Mr Washbourne said he knew of people who had child abuse material made of them.
“One woman I know can’t walk down the street. All it takes is for a guy to look at her sideways down the street, and she starts to think, ‘Have they seen it? Do they know?’ Survivors of abuse material are always looking over their shoulder, he said.
“Sex offenders need to spend a lot of time behind bars,” Mr Washbourne said.
“They are destroying the innocence of the most vulnerable members of society.”
Scott Osborne, Principal Lawyer with Osborne Butler in Cairns said: “The maximum sentences available for serious sexual offending against a child (particularly a child under 12) are significant. And rightly so.”
But he cautioned against simplistic analysis of sentence lengths.
“Looking at historic sentencing statistics that relates purely at the length of prison terms imposed can be misleading as other orders are often made simultaneously that include punitive and rehabilitative orders such as a probation order which can have a three year duration. This is particularly applicable when suspended sentences are imposed”.
He said sentencing was “subjective”.
Attorney-General and Minister for Justice and Minister for the Prevention of Domestic and Family Violence; Yvette D’Ath told the Cairns Post that “I personally find child sex offenders to be abhorrent and disgusting”.
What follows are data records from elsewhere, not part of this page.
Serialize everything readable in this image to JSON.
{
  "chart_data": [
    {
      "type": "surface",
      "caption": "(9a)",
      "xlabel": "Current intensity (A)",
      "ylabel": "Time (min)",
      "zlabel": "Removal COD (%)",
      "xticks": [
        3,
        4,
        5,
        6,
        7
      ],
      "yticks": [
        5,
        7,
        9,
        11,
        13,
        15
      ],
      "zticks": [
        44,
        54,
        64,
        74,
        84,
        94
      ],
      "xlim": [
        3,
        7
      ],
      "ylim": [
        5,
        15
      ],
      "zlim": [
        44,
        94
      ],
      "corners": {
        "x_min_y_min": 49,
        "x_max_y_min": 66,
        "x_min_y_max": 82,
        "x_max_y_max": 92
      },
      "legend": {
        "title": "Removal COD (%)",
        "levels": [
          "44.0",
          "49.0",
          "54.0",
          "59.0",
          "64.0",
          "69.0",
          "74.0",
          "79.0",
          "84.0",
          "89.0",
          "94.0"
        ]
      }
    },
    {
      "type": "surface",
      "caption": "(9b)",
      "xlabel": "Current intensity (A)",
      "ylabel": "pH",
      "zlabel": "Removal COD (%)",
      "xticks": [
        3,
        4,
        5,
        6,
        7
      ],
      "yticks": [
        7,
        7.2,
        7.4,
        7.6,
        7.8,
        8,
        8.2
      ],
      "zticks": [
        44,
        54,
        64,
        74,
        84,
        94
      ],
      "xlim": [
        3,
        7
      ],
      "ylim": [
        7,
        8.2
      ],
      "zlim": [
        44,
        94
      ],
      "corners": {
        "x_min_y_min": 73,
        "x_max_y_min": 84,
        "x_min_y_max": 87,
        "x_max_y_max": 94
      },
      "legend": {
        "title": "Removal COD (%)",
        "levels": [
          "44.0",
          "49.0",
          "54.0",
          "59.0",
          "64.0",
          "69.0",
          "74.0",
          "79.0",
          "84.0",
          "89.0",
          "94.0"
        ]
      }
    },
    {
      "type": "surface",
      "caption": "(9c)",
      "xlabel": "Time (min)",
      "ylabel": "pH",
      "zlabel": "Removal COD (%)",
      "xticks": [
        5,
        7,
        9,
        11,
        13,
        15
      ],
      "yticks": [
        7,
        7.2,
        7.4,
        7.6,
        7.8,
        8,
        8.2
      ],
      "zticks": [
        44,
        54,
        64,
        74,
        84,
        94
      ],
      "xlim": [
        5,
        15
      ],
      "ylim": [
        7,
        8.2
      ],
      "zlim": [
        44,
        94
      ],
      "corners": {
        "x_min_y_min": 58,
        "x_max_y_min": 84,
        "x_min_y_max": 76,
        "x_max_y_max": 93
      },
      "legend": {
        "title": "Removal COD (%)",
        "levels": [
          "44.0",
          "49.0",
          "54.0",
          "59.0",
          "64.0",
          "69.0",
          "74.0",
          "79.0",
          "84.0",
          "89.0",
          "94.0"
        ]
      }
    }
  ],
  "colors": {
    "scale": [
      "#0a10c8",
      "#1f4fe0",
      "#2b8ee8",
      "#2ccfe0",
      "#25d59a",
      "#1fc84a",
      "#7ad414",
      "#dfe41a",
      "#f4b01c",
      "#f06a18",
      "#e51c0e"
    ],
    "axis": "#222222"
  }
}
“It is vitally important victims have confidence in our judicial system and that sentencing reflects community expectations”.
She said the state had recently toughened-up its sex offender laws.
“How well those laws are working is important to analyse,” she said.
“That’s why the Queensland Sentencing Advisory Council is also currently reviewing sentencing practices for sexual assault and rape offences. I look forward to reading and considering QSAC’s findings when the report is finalised next year.”